Jaishankar, who arrived in New York on Monday to participate in the high-level 76th session of the UN General Assembly, has held at least 18 bilateral meetings with counterparts from various countries, including the United Kingdom, France, Australia, Egypt, Norway, South Korea and Vietnam. On Wednesday, he was also scheduled to attend a meeting of the G-20 foreign ministers on Afghanistan and of the G-4, which is seeking permanent seats for India, Brazil, Japan and Germany on the UNSC.
Jaishankar met his South Korean counterpart Chung Eui-Yong and had wide-ranging conversations on different aspects of the bilateral relationships, including Southern Policy and India’s Act East Policy. “Pleased to meet FM Chung Eui-Yong of the Republic of Korea. A wide-ranging conversation on different aspects of our relationship. RoK’s New Southern Policy and India’s Act East Policy have strengthened our convergence in the Indo-Pacific,” tweeted Jaishankar.
While interacting with his Italian counterpart Luigi Di Maio, who is the current G20 chair, Jaishankar discussed challenges related to vaccine accessibility and smooth travel. “Discussed challenges related to vaccine accessibility and smooth travel. Look forward to joining him at a discussion on Afghanistan tomorrow,” he tweeted.
The Union minister also met with his Finnish counterpart Pekka Haavisto and discussed the humanitarian situation in Afghanistan. Jaishankar held a discussion on the Indo-Pacific issues during his meeting with his Chilean counterpart Andres Allamand. “Another perspective on the Indo-Pacific from FM @allamand of Chile. Also engaged on expanding our economic engagement, including on green energy,” he tweeted.
Earlier, in his address to the General Debate on Tuesday, Erdogan had said, “We maintain our stance in favour of solving the ongoing problem in Kashmir for 74 years, through dialogue between the parties and within the framework of relevant United Nations resolutions.”

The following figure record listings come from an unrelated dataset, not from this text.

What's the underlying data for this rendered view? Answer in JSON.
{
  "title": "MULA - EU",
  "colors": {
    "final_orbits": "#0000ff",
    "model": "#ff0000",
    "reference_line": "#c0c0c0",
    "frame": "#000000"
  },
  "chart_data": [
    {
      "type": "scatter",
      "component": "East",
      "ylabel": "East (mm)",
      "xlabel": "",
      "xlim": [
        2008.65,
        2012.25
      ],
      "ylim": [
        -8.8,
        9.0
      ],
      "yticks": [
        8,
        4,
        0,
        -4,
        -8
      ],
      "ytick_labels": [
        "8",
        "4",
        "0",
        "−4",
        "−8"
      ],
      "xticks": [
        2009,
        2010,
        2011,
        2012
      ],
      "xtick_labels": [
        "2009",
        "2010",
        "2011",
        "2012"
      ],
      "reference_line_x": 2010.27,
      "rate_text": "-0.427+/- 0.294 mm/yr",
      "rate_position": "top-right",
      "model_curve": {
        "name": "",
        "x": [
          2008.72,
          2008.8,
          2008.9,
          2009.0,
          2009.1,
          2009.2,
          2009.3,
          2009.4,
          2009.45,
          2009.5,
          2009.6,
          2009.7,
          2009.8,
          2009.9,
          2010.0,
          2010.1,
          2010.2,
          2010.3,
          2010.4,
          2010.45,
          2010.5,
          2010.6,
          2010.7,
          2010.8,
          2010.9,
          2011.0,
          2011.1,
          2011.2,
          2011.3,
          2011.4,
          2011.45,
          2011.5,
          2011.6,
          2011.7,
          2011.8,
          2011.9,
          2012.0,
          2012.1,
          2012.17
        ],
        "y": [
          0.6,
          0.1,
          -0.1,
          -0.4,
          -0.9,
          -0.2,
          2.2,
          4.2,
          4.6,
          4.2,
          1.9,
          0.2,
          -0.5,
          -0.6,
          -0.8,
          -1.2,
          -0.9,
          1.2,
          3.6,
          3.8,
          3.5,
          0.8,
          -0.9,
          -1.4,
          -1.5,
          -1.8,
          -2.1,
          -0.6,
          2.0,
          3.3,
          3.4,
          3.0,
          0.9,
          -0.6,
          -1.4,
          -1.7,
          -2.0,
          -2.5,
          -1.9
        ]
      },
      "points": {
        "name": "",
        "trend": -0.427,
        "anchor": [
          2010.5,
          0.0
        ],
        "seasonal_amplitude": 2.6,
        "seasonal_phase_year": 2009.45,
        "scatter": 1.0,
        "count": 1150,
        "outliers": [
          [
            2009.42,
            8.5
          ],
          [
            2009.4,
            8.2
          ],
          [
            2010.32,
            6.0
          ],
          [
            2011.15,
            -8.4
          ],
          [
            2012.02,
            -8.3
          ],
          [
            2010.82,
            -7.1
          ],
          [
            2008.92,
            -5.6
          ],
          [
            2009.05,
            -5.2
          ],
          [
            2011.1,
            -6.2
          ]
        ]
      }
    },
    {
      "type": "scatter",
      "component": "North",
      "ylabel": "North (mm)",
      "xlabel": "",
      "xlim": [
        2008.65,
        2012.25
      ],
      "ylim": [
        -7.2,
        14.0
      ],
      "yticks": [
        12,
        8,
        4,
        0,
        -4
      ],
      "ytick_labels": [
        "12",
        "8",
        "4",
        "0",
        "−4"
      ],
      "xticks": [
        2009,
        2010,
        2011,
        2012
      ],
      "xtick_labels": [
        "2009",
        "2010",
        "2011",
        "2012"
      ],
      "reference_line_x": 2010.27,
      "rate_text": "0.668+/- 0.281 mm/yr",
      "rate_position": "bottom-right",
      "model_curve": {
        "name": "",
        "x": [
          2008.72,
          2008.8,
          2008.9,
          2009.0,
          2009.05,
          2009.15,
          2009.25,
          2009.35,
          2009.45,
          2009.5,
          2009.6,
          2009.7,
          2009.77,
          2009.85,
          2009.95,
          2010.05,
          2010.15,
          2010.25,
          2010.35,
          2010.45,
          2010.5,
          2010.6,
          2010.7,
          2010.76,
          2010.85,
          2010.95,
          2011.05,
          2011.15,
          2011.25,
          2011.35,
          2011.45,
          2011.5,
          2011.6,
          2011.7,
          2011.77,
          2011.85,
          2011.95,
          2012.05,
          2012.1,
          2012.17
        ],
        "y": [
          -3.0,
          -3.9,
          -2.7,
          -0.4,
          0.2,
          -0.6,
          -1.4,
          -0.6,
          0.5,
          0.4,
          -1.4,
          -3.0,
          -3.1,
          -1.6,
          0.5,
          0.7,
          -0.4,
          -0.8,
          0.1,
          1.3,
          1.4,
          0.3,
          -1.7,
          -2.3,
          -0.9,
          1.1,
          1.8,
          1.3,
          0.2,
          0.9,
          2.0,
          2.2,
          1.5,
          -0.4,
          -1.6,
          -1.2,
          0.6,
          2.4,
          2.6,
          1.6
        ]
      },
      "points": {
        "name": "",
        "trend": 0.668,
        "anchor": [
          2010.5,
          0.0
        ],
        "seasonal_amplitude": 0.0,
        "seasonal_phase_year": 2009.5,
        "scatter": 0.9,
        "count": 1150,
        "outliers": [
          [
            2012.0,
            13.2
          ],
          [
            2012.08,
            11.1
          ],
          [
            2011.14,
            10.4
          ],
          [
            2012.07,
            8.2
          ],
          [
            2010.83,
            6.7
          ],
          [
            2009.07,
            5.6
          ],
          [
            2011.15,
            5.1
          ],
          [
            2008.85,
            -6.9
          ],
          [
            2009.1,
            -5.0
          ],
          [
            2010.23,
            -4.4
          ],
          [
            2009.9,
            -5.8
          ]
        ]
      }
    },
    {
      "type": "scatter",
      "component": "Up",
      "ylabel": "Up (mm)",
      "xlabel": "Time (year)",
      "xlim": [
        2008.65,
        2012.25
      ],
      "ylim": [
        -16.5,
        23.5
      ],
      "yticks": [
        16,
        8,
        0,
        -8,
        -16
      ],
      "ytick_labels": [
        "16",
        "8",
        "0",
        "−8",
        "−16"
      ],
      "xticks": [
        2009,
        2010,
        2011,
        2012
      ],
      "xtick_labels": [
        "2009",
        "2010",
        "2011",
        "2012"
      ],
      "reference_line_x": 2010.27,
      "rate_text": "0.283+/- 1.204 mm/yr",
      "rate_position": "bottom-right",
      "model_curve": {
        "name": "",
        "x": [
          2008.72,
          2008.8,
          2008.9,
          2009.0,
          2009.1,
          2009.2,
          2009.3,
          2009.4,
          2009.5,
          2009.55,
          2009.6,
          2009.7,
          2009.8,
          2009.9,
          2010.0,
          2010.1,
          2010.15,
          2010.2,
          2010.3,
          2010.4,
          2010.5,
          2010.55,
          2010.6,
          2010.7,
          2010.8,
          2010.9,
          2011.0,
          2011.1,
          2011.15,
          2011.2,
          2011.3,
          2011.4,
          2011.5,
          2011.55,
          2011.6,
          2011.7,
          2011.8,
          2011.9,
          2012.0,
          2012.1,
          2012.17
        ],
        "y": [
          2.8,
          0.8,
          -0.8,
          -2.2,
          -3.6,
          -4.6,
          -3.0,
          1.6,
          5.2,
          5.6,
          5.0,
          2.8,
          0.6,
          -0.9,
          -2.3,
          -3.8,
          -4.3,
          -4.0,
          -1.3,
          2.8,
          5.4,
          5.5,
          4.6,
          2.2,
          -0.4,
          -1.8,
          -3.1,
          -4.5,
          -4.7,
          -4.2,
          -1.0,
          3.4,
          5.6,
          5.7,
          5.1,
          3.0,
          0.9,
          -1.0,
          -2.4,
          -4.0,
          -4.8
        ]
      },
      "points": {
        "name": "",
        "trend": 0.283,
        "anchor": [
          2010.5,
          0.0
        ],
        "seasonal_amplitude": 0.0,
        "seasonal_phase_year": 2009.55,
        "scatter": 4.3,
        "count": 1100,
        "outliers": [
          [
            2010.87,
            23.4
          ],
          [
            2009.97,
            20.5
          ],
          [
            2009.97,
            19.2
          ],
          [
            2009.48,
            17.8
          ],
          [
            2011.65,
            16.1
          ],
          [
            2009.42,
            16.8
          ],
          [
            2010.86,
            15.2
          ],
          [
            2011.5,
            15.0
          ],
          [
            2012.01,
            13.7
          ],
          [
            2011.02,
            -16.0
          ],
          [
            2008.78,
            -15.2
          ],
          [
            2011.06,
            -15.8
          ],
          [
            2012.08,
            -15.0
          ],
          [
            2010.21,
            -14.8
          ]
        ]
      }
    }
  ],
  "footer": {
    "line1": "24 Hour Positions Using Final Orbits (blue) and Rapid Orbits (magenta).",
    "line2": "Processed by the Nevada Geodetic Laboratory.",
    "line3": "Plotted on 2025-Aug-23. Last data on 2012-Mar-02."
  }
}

Erdogan had raised Kashmir in his address also in 2019, which was the last in-person meeting of the UN general assembly. At that time, Prime Minister Narendra Modi had reiterated India’s support for “independence, sovereignty, territorial integrity and unity” of island nation after a meeting with Cyprus President Nicos Anastasiades. Cyprus backs India’s claims to a permanent seat in the UN Security Council.
The long ongoing conflict in Cyprus began in 1974 when Turkey invaded the northern part of the country in response to a military coup on the island which was backed by the Greek government. India has been advocating a peaceful resolution of the issue in accordance with the UN resolutions.
In a 1998 resolution, the UN Security Council called upon “all States to respect the sovereignty, independence and territorial integrity of the Republic of Cyprus and request(ed) them, along with the parties concerned, to refrain from any action which might prejudice that sovereignty, independence and territorial integrity, as well as from any attempt of partition of the island or its unification with any other country”.
The UNSC resolution also called for the “all concerned to commit themselves to a reduction in defence spending and a reduction in the number of foreign troops in the Republic of Cyprus to help restore confidence between the parties and as a first step towards the withdrawal of non-Cypriot forces”.